A life filled with regrets
For actions taken
Hurtful words spoken
Acknowledgments left undone.

Today, though, I realized
That my apologies
Sincere, genuine, raw and heartfelt
Were greedily accepted, perhaps gleefully so,
By those who had flung their own arrows.

Their tarnished memories failing to recall
How they excluded
Mocked and judged me.
Looking down on me, still
Yet receiving my mea culpas
While never offering their own.

I wonder: Does this make me unworthy?

I would like to live by the sea.
To contemplate
Knowing the roar (and the quiet) of expansive waters
In my everyday affairs.
Waves kissing the shoreline: blue, gray, seafoam green.
Sailboats. Salty breezes.
Watching gulls and pelicans
Frolic in the tide.
Luscious light and sound. Movement. Scent of ocean air.

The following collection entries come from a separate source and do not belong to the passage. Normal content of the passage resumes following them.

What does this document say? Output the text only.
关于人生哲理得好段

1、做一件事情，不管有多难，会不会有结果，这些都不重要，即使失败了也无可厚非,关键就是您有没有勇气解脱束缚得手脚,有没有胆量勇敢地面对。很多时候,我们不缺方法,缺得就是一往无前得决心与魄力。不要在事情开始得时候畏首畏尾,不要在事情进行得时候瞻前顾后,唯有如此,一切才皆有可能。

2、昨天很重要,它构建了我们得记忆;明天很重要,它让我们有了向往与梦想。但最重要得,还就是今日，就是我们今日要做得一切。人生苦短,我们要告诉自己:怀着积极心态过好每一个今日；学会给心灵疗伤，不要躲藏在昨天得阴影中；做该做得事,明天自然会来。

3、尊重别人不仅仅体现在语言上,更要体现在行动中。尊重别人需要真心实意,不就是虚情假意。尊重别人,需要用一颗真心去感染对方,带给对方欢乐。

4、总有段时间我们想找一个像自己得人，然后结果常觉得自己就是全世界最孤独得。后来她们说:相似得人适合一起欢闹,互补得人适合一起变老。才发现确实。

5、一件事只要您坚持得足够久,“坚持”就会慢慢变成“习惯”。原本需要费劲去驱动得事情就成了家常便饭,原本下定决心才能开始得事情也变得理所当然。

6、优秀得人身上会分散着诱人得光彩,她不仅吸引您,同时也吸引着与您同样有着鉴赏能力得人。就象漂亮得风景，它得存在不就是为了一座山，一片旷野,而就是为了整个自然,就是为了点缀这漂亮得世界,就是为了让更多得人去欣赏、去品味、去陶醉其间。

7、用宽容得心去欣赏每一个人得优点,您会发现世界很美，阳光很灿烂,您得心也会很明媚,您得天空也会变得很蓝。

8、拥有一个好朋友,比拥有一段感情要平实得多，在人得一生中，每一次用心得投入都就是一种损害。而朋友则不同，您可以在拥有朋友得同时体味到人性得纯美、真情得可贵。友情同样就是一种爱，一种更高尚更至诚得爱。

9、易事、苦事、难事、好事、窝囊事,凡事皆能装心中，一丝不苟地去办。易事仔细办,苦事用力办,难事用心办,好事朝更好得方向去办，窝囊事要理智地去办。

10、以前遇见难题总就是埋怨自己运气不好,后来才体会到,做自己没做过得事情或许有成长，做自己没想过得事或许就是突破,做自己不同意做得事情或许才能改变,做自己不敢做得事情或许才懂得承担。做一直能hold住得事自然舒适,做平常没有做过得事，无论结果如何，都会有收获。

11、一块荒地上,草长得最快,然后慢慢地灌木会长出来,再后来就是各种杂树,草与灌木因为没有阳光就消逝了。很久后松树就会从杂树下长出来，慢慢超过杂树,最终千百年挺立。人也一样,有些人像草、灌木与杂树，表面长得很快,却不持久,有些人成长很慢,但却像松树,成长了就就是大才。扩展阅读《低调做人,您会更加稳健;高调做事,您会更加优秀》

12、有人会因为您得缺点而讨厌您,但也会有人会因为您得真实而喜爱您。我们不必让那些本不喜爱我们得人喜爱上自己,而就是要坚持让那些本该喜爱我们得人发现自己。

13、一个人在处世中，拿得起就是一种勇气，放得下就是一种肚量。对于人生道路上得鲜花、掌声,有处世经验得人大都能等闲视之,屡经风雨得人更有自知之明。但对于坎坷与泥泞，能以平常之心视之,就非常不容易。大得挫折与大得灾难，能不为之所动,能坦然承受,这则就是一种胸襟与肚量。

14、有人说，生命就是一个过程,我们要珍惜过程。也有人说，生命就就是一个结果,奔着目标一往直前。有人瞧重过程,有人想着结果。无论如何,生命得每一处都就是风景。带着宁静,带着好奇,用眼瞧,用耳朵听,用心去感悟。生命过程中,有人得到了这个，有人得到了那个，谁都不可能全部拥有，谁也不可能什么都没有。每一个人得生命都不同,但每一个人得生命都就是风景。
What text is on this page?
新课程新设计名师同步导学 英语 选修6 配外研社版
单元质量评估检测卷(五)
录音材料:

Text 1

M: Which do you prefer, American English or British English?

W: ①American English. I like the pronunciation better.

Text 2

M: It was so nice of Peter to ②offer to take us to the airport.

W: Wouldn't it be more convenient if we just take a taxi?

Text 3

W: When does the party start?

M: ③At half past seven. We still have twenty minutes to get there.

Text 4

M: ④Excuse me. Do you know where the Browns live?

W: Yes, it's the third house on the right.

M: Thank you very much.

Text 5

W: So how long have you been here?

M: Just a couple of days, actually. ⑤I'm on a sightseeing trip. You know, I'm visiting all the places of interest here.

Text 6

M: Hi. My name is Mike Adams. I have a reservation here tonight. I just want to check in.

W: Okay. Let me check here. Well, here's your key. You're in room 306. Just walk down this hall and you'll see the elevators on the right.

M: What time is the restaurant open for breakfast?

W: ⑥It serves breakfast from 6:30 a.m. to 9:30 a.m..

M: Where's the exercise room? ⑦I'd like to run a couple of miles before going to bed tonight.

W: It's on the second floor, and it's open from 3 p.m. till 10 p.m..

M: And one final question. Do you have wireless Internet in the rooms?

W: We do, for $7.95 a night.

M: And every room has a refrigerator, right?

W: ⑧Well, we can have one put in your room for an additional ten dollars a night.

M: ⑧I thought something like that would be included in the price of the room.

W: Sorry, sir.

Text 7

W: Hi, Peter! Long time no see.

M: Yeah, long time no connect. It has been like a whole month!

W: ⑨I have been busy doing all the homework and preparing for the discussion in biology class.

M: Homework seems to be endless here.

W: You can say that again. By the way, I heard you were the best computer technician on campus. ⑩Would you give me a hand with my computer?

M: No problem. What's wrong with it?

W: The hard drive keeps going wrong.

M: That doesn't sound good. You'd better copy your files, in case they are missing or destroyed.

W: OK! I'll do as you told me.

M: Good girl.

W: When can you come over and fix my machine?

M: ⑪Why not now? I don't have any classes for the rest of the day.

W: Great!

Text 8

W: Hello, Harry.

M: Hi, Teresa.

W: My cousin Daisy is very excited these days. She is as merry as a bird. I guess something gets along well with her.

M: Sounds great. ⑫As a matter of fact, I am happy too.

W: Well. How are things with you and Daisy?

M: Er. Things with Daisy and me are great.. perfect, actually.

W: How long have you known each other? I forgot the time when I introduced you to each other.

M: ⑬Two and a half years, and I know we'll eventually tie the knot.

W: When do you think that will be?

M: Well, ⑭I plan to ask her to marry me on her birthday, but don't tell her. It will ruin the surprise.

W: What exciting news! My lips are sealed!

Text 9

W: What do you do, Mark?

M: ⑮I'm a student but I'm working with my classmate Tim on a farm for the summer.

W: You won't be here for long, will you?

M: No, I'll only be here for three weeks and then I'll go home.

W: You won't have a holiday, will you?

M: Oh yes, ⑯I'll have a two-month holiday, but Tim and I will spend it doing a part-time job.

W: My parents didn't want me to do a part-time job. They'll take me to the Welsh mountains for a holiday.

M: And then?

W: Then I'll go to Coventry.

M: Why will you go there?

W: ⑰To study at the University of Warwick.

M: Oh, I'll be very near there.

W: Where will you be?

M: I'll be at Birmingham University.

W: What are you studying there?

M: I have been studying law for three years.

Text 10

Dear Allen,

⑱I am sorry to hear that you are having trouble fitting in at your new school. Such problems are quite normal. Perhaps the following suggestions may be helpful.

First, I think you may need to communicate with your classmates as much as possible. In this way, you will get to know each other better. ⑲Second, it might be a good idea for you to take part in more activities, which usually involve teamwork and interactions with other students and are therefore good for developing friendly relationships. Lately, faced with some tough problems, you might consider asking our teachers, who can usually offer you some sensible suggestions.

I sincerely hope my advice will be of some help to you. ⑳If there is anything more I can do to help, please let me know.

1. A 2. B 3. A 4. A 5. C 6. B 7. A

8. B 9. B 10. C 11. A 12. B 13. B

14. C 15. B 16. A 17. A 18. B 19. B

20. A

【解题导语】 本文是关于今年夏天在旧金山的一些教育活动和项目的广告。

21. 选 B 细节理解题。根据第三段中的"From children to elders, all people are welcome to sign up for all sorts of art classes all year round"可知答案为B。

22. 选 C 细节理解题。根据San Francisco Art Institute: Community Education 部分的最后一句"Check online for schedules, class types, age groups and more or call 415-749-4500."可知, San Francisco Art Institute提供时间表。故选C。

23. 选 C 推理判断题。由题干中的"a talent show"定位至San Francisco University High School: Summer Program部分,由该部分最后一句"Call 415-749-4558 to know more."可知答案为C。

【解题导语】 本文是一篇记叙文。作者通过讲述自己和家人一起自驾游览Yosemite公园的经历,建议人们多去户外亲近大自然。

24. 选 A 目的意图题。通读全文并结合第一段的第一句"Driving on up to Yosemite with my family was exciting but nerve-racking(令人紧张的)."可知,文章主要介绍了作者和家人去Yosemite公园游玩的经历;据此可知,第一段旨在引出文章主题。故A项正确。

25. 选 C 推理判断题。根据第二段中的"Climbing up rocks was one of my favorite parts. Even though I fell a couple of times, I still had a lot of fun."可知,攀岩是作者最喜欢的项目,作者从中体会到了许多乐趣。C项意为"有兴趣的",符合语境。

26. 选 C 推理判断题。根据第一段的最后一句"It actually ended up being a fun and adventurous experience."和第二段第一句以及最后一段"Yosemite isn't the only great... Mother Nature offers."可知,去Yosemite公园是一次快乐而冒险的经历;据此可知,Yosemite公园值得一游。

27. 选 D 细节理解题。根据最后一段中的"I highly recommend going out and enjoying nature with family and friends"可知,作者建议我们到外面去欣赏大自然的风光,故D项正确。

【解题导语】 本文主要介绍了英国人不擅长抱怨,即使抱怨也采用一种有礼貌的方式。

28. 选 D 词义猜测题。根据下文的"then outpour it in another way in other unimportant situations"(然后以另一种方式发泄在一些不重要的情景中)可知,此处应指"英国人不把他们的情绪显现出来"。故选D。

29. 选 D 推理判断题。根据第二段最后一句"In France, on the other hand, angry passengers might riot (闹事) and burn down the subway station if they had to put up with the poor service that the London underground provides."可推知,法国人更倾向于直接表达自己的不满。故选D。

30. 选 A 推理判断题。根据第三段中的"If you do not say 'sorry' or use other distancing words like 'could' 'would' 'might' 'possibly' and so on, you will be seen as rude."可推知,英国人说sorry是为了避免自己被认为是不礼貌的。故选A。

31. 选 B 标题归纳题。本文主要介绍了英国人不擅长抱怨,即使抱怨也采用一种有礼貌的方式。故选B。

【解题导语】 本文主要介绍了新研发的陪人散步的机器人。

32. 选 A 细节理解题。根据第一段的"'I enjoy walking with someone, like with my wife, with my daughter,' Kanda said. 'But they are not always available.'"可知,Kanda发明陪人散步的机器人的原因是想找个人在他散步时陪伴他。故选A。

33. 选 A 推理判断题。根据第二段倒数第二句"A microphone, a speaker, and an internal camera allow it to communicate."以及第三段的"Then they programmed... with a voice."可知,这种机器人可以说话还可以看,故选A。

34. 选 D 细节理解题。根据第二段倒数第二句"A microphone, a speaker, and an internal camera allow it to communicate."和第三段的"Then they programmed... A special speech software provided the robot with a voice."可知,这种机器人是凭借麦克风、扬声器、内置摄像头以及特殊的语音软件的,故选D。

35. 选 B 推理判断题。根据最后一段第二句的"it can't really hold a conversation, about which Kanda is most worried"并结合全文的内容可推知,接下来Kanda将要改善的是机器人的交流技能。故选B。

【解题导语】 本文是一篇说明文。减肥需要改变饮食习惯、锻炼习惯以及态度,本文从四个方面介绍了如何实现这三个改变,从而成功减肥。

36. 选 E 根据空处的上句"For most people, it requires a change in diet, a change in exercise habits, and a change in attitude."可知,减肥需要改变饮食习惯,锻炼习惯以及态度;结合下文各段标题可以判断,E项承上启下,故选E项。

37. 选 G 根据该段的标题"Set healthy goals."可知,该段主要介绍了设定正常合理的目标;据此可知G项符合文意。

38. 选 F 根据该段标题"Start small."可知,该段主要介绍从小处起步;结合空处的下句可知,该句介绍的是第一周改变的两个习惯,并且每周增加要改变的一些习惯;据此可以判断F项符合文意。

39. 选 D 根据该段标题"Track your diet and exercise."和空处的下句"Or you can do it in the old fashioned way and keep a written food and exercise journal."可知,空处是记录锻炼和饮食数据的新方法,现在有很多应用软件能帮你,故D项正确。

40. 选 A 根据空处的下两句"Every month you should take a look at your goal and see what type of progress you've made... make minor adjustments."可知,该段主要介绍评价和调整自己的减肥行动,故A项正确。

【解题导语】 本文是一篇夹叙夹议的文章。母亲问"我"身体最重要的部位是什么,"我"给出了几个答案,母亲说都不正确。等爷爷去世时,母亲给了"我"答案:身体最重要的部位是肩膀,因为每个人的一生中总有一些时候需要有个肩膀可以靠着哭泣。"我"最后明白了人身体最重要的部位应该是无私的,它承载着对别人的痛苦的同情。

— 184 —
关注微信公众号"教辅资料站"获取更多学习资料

I harbor romantic notions of a different life.
A quaint cottage, rustic but charmed.
Water on my horizon.
Neighbors and town folk, quirky yet sturdy. Solid.
Good people, just like anywhere.
My days spent in clarity
And purpose, if and when I want them to be.
Sometimes I yearn for the grit and sheen
Of another reality, an alternate existence.

With gauzy vision, however, I imagine
Someone, like me, along a rocky beach
(Or elsewhere)
Contemplating fields of corn, heavy with dew.
Cattle grazing on a sun-soaked hill.
Goats, chickens, barb wire fences. Grain bins.
Sunflowers, wild chicory.
Old barns
And hummingbirds in the spring.

Another dreamer who, like me, also dreams.